2.8. Quanto al dolo, deve osservarsi che la giurisprudenza è costante nel ritenere che per la
sussistenza dell’elemento soggettivo del reato di cui all’art. 572 c.p. non è necessario che l’agente
abbia perseguito particolari finalità né il proposito di infliggere alla vittima sofferenze fisiche o
morali senza plausibile motivo, essendo invece sufficiente il dolo generico cioè la coscienza e
volontà di sottoporre il soggetto passivo a tali sofferenze in modo continuo ed abituale (Sez. 6, n.
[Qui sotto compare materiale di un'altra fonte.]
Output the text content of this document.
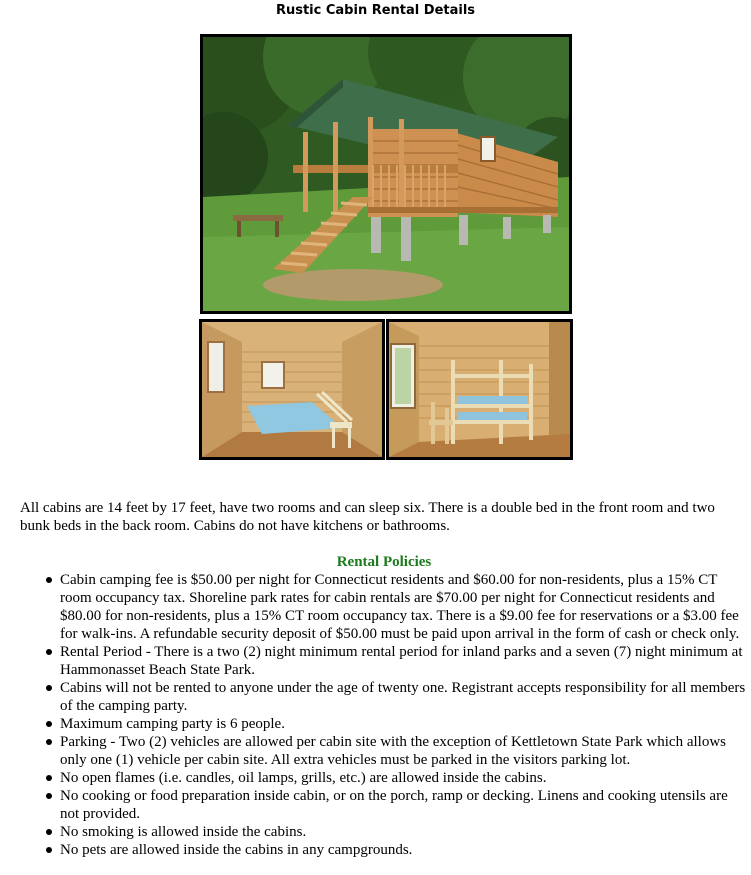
Rustic Cabin Rental Details

All cabins are 14 feet by 17 feet, have two rooms and can sleep six. There is a double bed in the front room and two bunk beds in the back room. Cabins do not have kitchens or bathrooms.

Rental Policies
Cabin camping fee is $50.00 per night for Connecticut residents and $60.00 for non-residents, plus a 15% CT room occupancy tax. Shoreline park rates for cabin rentals are $70.00 per night for Connecticut residents and $80.00 for non-residents, plus a 15% CT room occupancy tax. There is a $9.00 fee for reservations or a $3.00 fee for walk-ins. A refundable security deposit of $50.00 must be paid upon arrival in the form of cash or check only.
Rental Period - There is a two (2) night minimum rental period for inland parks and a seven (7) night minimum at Hammonasset Beach State Park.
Cabins will not be rented to anyone under the age of twenty one. Registrant accepts responsibility for all members of the camping party.
Maximum camping party is 6 people.
Parking - Two (2) vehicles are allowed per cabin site with the exception of Kettletown State Park which allows only one (1) vehicle per cabin site. All extra vehicles must be parked in the visitors parking lot.
No open flames (i.e. candles, oil lamps, grills, etc.) are allowed inside the cabins.
No cooking or food preparation inside cabin, or on the porch, ramp or decking. Linens and cooking utensils are not provided.
No smoking is allowed inside the cabins.
No pets are allowed inside the cabins in any campgrounds.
1067 del 3 luglio 1990, Rv. 186275, Soru); non è, quindi, richiesto un comportamento vessatorio
continuo ed ininterrotto; essendo l’elemento unificatore dei singoli episodi costituito da un dolo
unitario, e pressoché programmatico, che abbraccia e fonde le diverse azioni; esso consiste
nell’inclinazione della volontà ad una condotta oppressiva e prevaricatrice che, nella reiterazione dei
maltrattamenti, si va via via realizzando e confermando, in modo che il colpevole accetta di
compiere le singole sopraffazioni con la consapevolezza di persistere in una attività illecita, posta in
essere già altre volte (Sez. 6, n. 468 del 06/11/1991 dep. 20/01/1992 Rv. 188931, Faranda); esso è,
perciò costituito da una condotta abituale che si estrinseca con più atti, delittuosi o no, che
determinano sofferenze fisiche o morali, realizzati in momenti successivi ma collegati da un nesso
di abitualità ed avvinti nel loro svolgimento dall’unica intenzione criminosa di ledere l’integrità
fisica o il patrimonio morale del soggetto passivo, cioè, in sintesi, di infliggere abitualmente tali
sofferenze.
Di tali principi la Corte d’appello ha fatto corretta applicazione sottolineando la sussistenza di una
precisa determinazione del ricorrente a sottoporre la moglie a vessazioni morali – e talvolta fisiche –
di accertata offensività.
La circostanza che l’imputato, all’epoca dei fatti, non versasse in adeguate condizioni economiche
viene correttamente ritenuta del tutto irrilevante sotto il profilo del dolo del reato di maltrattamenti.
3. Alla declaratoria di inammissibilità consegue la condanna del ricorrente al pagamento delle spese
processuali.
In ragione delle statuizioni della sentenza della Corte costituzionale del 13 giugno 2000, n. 186, e
considerato che si ravvisano ragioni di colpa nella determinazione della causa di inammissibilità,
deve, altresì, disporsi che il ricorrente versi la somma, determinata in via equitativa, di Euro
2.000,00 in favore della Cassa delle Ammende.
P.Q.M.
Dichiara inammissibile il ricorso e condanna il ricorrente al pagamento delle spese processuali e
della somma di Euro duemila in favore della Cassa delle Ammende.
In caso di diffusione del presente provvedimento omettere le generalità e gli altri dati identificativi,
a norma del D.L.gs n. 196 del 2003, art. 52, in quanto imposto dalla legge.
Così deciso in Roma, il 30 maggio 2019.